Além do envelhecimento mais rápido, será a chance de recolocar em pauta problemas que não foram atacados pela reforma de 2019 ou que acabaram se perdendo durante a tramitação no Congresso, diz.

“Temos um problema demográfico. O MEI agrava isso com problema de financiamento”

Um dos pontos é a inserção do Microempreendedor Individual (MEI) dentro do RGPS. De acordo com outro estudo de sua autoria, publicado ano passado, os trabalhadores MEI já são 10% dos contribuintes, mas apenas 1% da arrecadação. Isto ocorre pelo baixo valor da contribuição: 5% do salário mínimo, contra até 34% do salário do empregado com carteira assinada (entre 7,5% e 14% do trabalhador e 20% de seu contratante).

Dessa forma, a projeção é que, em 40 anos, a arrecadação com esse grupo chegue a R$ 55,4 bilhões, e as despesas, a R$ 784,2 bilhões – um déficit de R$ 728,8 bilhões.

“Ou seja, já temos um problema demográfico. O MEI agrava isso com um problema de financiamento”, resume Costanzi.

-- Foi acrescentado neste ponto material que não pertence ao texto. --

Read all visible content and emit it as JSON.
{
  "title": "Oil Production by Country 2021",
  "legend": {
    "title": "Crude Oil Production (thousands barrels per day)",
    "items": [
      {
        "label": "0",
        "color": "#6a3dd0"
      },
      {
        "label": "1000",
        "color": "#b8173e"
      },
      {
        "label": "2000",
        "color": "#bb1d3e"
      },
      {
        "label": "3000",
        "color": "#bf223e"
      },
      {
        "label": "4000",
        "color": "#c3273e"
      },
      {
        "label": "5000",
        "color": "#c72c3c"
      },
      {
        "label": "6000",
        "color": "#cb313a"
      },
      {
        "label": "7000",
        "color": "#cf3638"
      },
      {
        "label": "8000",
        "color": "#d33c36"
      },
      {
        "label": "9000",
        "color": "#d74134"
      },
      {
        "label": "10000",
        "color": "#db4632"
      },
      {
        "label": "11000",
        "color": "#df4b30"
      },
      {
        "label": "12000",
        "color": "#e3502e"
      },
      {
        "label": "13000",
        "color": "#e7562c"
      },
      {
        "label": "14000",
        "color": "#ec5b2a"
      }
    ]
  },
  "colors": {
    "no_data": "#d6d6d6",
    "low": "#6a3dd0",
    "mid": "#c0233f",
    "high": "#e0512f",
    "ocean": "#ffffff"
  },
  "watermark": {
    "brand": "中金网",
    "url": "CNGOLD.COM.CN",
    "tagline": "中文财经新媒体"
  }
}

Outro foco da próxima reforma deve ser a aposentadoria rural, defende o economista. O déficit atual já supera os R$ 150 bilhões por ano e, de forma semelhante ao que ocorre com o MEI, o setor rural corresponde por 1,7% da receita e 20,5% da despesa do RGPS.

Embora volume de novos aposentados rurais venha crescendo em ritmo cada vez menor, o estoque não tem caído, nota. “A própria mudança pela qual o campo tem passado, em que cada vez se ocupa menos gente, mas com mais qualificação, deveria ser um ponto de partida para discutir esse regime. Algumas pesquisas mostram que a expectativa de sobrevida na área rural chega a ser maior que a da área urbana em determinadas regiões”, diz.

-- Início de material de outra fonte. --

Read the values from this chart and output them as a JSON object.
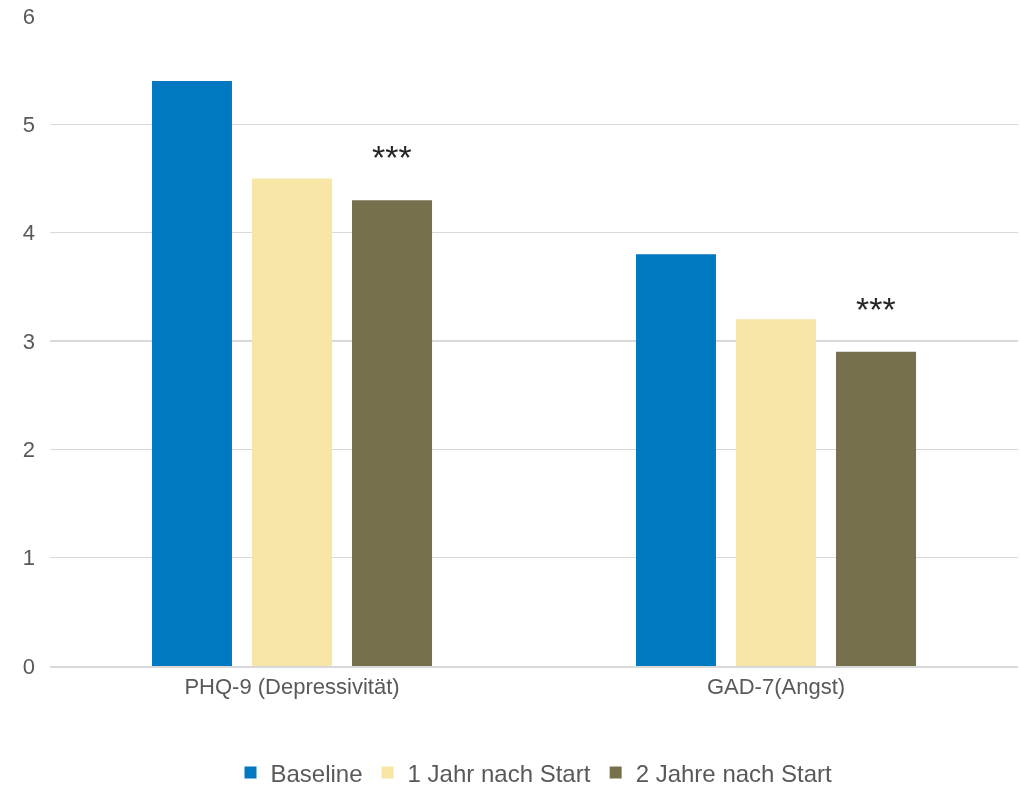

Entre as mudanças que podem ser discutidas, lembra que a aposentadoria rural tem diferenças em relação à urbana, como tempo de contribuição e idade mínima – que se manteve em 55 anos para mulheres e 60 para homens. Na urbana, passou a 65 e 62 anos.

Alguns pontos da reforma de 2019 que acabaram caindo durante a negociação no Congresso também deveriam ser retomados, lembra. Entre eles, a inclusão de servidores estaduais e municipais dentro das regras gerais e a inclusão de medidas de ajuste automático à evolução demográfica.

Um levantamento junto à OCDE mostrou que 24 países já adotam algum tipo de mecanismo do tipo, como o ajuste da idade de aposentadoria ou do valor do benefício, condicionado à expectativa de vida.